Should schools, colleges, hospitals and other recipients of federal grants be allowed to purchase or use needed equipment from the federal government’s property supplies, or should they be required to buy these items on the market at much higher prices?
This is the question that has pitted the Nixon Administration and a powerful coalition of wholesalers and distributors, with annual sales of $300 billion, against an unorganized group of federal grant recipients in the educational, health, research and local governmental fields.
It all started in 1967 when the Johnson Administration initiated a policy permitting the General Services Administration, the government’s buying agent, to open its supply sources in fulfillment of grant programs. Also, GSA excess property could be borrowed by these recipients, under the 1967 regulation. The idea was to stretch the federal grant dollar. Professor Fairfax Leary claims it is saving taxpayers about $400 million a year.
There are other advantages to the GSA policy, which the White House has now demanded be revoked. For example, a southern city’s department of education says the policy saves on inventory tie-ups and paperwork and permits quicker purchases at about 25 percent savings. Another state department of education notes, not only savings of almost 44 percent, but more realistic, competitive bids from private suppliers. Rigged bids, collusion, and outright monopolies have long been associated with state and local government procurement practices. Private hospitals and other research and educational institutions which have to purchase diagnostic, therapeutic and scientific instruments have had similar experiences. The comparatively tiny GSA regular and surplus supply outlet helps keep corporate price gougers less greedy and a little more competitive.
Items purchased by federal grantees from GSA surplus are not frivolous; they include office supplies, school laboratory items, cleaning materials and other essentials. From spark plugs to garbage cans, some purchase prices have been as much as 50 to 65 percent lower.

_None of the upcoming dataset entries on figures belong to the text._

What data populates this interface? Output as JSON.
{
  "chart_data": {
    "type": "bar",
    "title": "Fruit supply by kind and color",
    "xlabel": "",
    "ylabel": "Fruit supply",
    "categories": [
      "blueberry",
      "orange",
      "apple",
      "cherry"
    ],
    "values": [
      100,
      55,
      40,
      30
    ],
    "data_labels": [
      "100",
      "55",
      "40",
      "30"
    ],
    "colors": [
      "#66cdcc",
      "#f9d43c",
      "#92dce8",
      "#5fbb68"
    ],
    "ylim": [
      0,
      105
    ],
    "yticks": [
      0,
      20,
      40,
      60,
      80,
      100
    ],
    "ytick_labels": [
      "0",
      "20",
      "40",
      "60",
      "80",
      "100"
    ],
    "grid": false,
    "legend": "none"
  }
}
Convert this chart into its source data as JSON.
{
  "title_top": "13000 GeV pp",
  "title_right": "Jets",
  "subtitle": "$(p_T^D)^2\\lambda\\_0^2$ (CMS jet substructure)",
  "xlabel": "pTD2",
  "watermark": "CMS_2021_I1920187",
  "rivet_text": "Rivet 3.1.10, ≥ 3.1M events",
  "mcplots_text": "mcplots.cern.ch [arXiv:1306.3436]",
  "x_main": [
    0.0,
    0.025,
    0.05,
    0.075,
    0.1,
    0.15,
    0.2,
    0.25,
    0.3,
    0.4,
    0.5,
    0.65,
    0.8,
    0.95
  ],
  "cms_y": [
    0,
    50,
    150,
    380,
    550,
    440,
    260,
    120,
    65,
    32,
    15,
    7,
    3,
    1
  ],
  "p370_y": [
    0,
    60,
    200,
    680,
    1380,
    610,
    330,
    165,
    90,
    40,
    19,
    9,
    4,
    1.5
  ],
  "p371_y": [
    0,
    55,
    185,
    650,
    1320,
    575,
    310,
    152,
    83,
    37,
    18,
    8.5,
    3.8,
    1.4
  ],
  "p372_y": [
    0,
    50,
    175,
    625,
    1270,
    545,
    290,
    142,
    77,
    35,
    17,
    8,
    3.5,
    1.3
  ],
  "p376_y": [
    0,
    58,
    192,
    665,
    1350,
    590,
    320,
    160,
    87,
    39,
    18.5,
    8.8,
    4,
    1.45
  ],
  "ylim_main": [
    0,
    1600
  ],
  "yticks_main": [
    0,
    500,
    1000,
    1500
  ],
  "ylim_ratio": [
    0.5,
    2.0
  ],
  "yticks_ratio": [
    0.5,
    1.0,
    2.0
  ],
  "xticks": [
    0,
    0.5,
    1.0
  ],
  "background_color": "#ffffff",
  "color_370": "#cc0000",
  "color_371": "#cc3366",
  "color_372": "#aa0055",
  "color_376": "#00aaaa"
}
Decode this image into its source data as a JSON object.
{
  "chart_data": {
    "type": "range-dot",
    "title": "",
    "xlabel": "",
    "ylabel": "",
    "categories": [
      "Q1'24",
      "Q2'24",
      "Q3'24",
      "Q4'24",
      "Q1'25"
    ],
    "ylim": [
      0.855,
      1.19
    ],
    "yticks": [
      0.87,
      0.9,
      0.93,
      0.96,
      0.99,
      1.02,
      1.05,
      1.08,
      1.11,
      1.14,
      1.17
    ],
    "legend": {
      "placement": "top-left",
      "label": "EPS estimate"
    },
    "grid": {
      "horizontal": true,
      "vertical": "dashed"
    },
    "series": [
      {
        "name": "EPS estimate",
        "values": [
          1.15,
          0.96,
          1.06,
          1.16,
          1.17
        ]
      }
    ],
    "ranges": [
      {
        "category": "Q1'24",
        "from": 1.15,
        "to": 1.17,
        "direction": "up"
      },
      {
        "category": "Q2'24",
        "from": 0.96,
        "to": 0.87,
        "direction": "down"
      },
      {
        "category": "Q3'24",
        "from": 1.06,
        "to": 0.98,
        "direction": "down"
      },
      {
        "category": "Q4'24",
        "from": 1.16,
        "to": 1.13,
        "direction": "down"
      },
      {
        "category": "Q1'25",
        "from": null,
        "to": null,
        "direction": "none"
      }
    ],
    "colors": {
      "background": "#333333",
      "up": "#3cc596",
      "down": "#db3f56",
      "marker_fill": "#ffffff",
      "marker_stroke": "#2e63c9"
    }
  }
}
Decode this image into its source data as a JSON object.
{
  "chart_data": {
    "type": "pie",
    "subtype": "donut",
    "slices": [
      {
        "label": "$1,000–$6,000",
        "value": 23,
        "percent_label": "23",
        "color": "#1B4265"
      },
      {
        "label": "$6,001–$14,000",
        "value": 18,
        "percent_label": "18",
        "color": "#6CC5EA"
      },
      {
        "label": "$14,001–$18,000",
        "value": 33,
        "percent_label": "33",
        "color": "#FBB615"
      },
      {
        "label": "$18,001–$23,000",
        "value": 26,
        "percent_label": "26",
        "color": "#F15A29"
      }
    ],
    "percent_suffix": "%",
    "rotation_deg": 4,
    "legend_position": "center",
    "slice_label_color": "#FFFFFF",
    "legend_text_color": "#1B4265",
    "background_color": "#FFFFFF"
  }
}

The National Association of Wholesalers, and its allied trade groups, have been lobbying strenuously for the past five years to overturn government attempts to devise government procurement policies that save taxpayers’ money. In 1969 they succeeded, also through the White House, in blocking GSA from coordinating purchases with state and local governments. GSA buys directly from the manufacturers. Most state and local governments buy from wholesalers, paying over $6 billion a year in markups and commissions. This inefficient procurement pattern often benefits campaign contributors and corrupts state and local politics.
So powerful was the lobbying effort of the NAW coalition on Congress and the White House that the GSA dropped its plan in 1969, just as it is now about to implement a White House directive to close its doors to federal grant recipients. In recent weeks, some of these recipients, such as junior colleges, are mounting a protest from all over the nation. They are demanding a public hearing so that all the facts can be considered openly and not in closed-door exchanges between Budget Director, Caspar Weinberger, and trade association representatives. Financially hard-pressed local governments and vocational schools want to state their case and show how they have been able to purchase or use needed equipment that they otherwise could not have afforded. Their chief supporter in Congress has been Senator Walter Mondale of Minnesota.
Mr. Weinberger likes to talk about economy in government, but he practices waste and distorts the GSA program with misleading alarums about minor abuses. Instead of seeing that abuses are stopped, he wants to throw out the entire program. In an election year, a booming $300 billion wholesale and distribution lobby is obviously worth more to the White House than a paltry $400 million saving to the taxpayer and better equipped schools and hospitals.